Rose Ejembi, Makurdi
Nigeria has the highest number of cancer related deaths in Africa, with about 10,000 cancer deaths and 250,000 new cases each year, according to Dr. Emmanuel Tembe, a university don.
Tembe, who disclosed this in a lecture titled “Beating the Plastic Pollution” to mark this year’s World Environment Day at the Federal University of Agriculture Makurdi (FUAM), said that cancer related deaths are increasing in urban areas and cities, with pollution and chemical exposure being major risk factors.
He explained further that plastics used in wrapping hot foods, water and other substances are liable to cause cancer, stressing that when hot, plastics emit carcinogenic substances which cause cancer in humans.
While stating that Nigeria suffers the world’s greatest malaria disease burden, with approximately 51 million cases and 207,000 deaths annually, Tembe added that plastic refuse serve as breeding ground for disease vectors like mosquitoes and flies.
“Mosquitoes are the spreaders of malaria. Flies are related to diarrhea diseases in under-5 children,” Tembe said, quoting UNICEF 2016 survey which found that diarrhea causes approximately 150,000 deaths among under-5 children annually.

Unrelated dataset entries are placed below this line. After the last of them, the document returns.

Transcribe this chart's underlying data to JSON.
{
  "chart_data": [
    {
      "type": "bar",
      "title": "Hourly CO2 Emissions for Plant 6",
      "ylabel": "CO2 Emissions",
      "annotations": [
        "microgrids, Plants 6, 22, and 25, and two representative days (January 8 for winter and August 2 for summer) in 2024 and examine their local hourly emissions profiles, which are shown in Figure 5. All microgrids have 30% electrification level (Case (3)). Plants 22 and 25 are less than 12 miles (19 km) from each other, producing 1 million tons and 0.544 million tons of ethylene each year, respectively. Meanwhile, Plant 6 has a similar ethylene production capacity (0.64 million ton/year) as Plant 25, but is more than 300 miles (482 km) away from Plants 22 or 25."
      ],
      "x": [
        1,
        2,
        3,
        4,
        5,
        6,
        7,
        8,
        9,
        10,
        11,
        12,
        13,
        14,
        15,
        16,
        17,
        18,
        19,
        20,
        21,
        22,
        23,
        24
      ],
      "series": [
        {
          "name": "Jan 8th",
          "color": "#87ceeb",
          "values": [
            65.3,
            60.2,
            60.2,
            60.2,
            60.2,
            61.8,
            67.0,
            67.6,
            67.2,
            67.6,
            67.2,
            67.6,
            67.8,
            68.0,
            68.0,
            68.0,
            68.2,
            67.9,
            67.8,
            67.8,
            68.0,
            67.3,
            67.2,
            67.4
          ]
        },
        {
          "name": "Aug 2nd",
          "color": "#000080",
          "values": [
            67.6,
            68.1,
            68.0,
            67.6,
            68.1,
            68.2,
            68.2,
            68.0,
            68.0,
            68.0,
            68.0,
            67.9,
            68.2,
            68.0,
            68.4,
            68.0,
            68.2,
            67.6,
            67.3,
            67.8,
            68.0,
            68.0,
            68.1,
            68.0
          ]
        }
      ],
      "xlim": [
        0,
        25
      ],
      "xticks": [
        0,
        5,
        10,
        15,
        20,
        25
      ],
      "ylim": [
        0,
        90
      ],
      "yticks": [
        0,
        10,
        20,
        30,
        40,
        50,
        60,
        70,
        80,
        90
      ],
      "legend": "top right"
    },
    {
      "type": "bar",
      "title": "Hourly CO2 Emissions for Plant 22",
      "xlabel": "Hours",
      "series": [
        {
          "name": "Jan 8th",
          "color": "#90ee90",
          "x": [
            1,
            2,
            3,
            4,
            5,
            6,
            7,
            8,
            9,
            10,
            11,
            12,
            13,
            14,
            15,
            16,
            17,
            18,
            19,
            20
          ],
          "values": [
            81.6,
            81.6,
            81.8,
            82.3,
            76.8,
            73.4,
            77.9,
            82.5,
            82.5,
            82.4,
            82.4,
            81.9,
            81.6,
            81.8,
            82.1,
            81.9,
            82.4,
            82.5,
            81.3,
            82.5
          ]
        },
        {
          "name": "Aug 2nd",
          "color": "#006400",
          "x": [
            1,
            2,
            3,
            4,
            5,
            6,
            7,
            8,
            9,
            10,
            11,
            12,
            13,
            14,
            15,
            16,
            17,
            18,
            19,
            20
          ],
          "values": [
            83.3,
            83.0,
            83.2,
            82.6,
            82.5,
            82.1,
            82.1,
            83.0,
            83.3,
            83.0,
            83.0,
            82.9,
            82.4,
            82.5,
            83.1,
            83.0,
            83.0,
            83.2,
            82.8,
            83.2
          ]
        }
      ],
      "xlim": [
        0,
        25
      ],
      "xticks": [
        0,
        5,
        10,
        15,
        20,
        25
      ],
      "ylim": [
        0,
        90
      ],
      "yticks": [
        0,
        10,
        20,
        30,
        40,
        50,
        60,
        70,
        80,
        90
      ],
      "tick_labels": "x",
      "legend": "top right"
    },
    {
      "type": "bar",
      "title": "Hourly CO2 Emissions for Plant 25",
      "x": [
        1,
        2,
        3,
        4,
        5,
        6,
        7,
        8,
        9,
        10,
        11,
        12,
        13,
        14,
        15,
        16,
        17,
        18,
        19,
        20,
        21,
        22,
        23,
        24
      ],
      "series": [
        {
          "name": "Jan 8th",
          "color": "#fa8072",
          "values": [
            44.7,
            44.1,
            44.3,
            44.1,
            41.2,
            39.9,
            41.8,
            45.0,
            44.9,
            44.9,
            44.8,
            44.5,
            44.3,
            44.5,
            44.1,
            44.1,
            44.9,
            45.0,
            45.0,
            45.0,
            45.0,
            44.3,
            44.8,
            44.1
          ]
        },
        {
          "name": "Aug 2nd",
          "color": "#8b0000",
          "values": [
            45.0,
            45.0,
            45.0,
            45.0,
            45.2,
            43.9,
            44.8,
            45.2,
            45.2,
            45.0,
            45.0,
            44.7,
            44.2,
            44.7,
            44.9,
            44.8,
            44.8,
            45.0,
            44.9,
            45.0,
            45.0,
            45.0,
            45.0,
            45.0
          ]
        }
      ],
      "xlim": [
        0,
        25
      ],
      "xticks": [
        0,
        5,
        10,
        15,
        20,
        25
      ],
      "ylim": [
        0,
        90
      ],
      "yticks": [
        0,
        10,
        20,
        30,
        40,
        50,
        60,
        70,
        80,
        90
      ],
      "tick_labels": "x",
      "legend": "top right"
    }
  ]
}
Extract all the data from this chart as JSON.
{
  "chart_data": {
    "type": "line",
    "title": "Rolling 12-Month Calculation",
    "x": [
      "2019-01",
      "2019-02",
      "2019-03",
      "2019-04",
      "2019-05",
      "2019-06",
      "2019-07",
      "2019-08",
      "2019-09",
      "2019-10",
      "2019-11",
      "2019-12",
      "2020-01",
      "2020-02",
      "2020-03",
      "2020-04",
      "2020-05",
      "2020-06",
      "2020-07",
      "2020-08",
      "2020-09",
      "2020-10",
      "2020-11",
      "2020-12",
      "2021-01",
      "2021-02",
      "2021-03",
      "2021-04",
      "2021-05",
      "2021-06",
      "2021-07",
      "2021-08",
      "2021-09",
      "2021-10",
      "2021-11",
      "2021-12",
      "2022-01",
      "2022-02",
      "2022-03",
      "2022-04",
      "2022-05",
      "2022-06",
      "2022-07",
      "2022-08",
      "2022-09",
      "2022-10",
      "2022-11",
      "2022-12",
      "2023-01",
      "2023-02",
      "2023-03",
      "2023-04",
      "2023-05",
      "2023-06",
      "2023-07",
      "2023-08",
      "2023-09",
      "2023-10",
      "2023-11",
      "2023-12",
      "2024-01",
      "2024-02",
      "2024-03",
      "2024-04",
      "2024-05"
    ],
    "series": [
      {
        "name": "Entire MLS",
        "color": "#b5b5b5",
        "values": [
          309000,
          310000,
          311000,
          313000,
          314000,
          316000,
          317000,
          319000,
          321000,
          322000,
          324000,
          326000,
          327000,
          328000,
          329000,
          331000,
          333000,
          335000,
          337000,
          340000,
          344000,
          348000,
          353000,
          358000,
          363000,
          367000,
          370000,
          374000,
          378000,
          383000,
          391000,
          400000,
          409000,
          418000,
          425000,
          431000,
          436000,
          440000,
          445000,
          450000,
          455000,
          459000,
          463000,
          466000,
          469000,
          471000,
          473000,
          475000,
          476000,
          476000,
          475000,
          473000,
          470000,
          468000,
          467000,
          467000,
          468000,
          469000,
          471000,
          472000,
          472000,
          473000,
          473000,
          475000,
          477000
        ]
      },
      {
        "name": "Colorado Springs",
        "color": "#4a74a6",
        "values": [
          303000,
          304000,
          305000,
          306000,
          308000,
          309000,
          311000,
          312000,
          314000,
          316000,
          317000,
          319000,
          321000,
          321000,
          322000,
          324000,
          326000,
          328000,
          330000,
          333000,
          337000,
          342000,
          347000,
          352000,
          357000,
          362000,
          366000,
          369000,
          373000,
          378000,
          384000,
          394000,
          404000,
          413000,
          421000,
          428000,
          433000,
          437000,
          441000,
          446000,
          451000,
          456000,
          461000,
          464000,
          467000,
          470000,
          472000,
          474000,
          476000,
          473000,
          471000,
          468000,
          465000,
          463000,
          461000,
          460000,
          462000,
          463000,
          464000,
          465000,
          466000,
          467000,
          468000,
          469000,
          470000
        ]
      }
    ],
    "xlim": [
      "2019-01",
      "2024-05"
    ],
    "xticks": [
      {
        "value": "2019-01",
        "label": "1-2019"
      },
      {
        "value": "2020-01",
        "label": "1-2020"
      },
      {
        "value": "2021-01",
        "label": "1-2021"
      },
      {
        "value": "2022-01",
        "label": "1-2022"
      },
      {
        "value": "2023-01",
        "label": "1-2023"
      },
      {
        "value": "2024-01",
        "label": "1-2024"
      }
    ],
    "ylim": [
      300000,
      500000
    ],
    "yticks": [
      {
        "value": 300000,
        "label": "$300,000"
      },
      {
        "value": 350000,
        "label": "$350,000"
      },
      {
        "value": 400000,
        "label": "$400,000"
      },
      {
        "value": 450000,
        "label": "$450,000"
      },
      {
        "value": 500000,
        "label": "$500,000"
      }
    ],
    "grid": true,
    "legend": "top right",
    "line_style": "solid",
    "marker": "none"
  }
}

Speaking on the effect of plastics on environmental sanitation, the academic said single use of plastics produce high turnover of wastes, which indiscriminately litter streets, homes and homesteads.
Earlier in an opening address, Vice Chancellor of the institution, Prof. Richard Kimbir, said the programme was organized to join forces with the United Nations and other concerned individuals in fighting the scourge of plastic pollution and its devastating effects on humanity.
Deputy Vice Chancellor, (Administration) Prof. Paul Annune, representing Kimbir, stated that the WED lecture was designed to sensitise members of the university community and the general public on internationally recognized best practices of waste management based on the principle of Waste Avoidance.
In his welcome address, Dean of College of Forestry and Fisheries Prof. Norbert Tee, who said that plastic makes up 10 percent of the total waste disposed, noted that the lecture was a call for every individual to preserve the environment for the general good of all.